От несказанной красоты воспоминаний лицо Гегама озарилось улыбкой. За тридцать прошедших с тех пор лет Тути ни разу еще не привиделась ему так живо, так ясно... Вспомнилось ему, как из складок шерстяного кушака достал он свои сбережения — шестьсот туманов, — отдал их хозяину развалившейся мельницы, сказал:

— Оставь ее мне.

Мельник взял деньги (звали его Расул) и уселся на берегу реки — не хотел, не мог расстаться он со своей мельницей, со своим миром. Тогда Гегам, ставший уже хозяином его мельницы, его мира, подошел к Расулу и спросил: «Братец Расул, куда теперь ты пойдешь?»

Расул молчал. Наверное, думал:

«Я и сам не знаю, братец, куда пойду».

...Гегам-айрик раскрыл глаза и ничего не увидел — ни потолка, ни окна, ни занавесок, ни людей, застывших за дверью его комнаты. И вдруг он крикнул:

— После Вана куда мне было идти, братец Расул? На крик вбежали невестки. Сирун снова потеряла самообладание. Чтобы не расплакаться, она кусала пальцы. Хачатур встал у дверей, не разрешил Сатеник, своей жене, войти в комнату.

— Убери, не нужно, — сказал он старшей невестке, принесшей для свекра гранатовый сок. Та швырнула с балкона кувшин с гранатовым соком и сказала:

— Я здесь хуже всех!

Сатеник хотела было подпереть руками бока и добавить: «После Гегама-айрика в этом доме старшая — я!» Но Хачатур прикрикнул на нее: «Я тебе язык вырву!»

Варсеник помогла младшей невестке спуститься вниз. Сатеник тоже спустилась. Теперь все три невестки почему-то сели у колодца. Идущий из глубины колодца сырой запах, сырая тишина словно сблизили их, и никакая нечистая сила не могла вклиниться между ними. Их мужья, три зятя, тоже сидят рядом на балконе и молча курят. Небо над ними синее и глубокое, и в нем парят белые голуби соседа Гарсевана. За оградой сада, немного поодаль, мелькают тени прохожих. Откуда знать им, что в этом доме умирает человек?

* * *

...Тути пришла к нему с отчаянной мольбой в глазах. С такой мольбой в глазах бродит олененок, потерявший мать. Так молча встречаются два истерзанных, измученных ванца и молчанием своим вдребезги разбивают шум и гвалт этого мира...

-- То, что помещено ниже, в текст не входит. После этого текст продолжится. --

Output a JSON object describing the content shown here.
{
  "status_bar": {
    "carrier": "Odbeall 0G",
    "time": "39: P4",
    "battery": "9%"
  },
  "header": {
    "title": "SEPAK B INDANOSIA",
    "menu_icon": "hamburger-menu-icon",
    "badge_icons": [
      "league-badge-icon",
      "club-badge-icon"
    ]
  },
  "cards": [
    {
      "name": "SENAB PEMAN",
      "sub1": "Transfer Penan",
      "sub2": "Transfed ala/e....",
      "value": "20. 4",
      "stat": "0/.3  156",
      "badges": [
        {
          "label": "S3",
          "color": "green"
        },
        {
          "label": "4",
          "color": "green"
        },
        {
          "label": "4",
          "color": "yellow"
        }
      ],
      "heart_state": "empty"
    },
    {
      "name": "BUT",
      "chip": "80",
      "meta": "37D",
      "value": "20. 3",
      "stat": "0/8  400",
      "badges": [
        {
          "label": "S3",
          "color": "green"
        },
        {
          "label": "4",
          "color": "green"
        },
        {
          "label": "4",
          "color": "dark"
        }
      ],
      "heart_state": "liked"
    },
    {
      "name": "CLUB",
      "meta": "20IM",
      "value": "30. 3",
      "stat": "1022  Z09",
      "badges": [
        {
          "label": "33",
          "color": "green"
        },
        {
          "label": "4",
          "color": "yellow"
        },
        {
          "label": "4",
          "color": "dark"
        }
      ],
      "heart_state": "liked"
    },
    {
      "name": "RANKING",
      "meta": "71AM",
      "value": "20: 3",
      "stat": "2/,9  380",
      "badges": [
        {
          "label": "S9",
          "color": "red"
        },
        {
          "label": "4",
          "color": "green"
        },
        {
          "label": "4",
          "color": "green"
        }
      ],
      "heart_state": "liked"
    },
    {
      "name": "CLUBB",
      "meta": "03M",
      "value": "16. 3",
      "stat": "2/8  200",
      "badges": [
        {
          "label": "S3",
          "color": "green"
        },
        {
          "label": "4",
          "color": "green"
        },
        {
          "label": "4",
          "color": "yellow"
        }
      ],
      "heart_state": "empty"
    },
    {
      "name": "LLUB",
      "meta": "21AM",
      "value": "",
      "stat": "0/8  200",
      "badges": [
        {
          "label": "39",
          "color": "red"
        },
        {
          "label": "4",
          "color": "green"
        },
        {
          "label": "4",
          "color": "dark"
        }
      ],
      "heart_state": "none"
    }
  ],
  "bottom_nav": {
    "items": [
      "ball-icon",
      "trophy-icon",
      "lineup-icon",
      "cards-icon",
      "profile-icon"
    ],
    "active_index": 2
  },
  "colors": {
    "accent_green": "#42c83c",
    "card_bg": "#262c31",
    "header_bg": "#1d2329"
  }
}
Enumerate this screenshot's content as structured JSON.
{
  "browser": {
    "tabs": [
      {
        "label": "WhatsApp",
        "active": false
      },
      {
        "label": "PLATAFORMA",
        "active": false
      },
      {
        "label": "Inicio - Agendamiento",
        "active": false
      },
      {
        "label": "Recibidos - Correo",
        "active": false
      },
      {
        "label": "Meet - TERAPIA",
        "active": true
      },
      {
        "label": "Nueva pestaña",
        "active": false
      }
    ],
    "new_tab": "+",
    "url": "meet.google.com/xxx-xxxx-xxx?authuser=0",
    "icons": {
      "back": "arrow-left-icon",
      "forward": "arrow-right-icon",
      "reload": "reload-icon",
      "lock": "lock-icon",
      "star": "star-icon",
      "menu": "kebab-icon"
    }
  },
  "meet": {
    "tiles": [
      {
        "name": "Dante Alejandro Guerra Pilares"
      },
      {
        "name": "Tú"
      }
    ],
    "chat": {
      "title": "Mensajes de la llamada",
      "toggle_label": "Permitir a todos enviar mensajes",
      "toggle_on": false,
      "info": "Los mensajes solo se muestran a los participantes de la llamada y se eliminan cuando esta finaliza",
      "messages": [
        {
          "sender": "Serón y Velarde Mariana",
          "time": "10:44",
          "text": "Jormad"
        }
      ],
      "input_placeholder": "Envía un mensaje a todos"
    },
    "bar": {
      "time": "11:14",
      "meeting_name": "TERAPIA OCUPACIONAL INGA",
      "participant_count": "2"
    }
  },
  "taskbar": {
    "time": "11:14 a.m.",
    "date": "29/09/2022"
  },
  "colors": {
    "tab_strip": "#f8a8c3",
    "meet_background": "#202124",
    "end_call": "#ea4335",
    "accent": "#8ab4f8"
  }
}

Была дождливая весенняя ночь, когда в дверь мельницы постучались. Кто бы это мог быть?

— Кто ты, — крикнул Гегам. — Если зверь, уходи! Если добрый человек, открою.

Ему не ответили. Но в дверь колотили так сильно словно хотели выломать ее, Гегам сорвал со стены топор и распахнул дверь. Нет, это был не призрак. Перед ним стояла насквозь промокшая девушка-цыганка, с испуганными зелеными глазами, с зеленым пятнышком между бровями, в зеленой юбке. Она вбежала к нему, одну руку прижав к сердцу, другую вытянув в ночь. Там, на берегу реки, стояли турки. Они были в синих шароварах. Один из них крикнул:

— Эй, мельник! Выгони девушку, не то разнесем твой дом!

Гегам хотел ответить им: «Попробуйте-ка, разнесите! Знаю я вас, собаки! Я из Вана. Я видел, как вы разрушили наш дом, как застрелили Хачатур-айрика, как сестер моих в сарай поволокли!»

Но разве все это скажешь?

И, размахивая топором, Гегам закричал:

— А ну попробуйте разнести мой дом! Да я вас так разнесу, что предкам вашим в могилах не сладко будет!

Люди на том берегу пошептались, потом один из них крикнул:

— Мельник, мы тебе это припомним!

Цыганка с испуганными зелеными глазами, зеленым пятнышком между бровей, в зеленой юбке прижалась к стене. Гегам еще раз всмотрелся в нее, чтобы убедиться, не призрак ли это, потом запер дверь на засов, кивнул на бурку, наброшенную на камень, сказал:

— Садись, не бойся, не позволю тебя обидеть. Откуда ты?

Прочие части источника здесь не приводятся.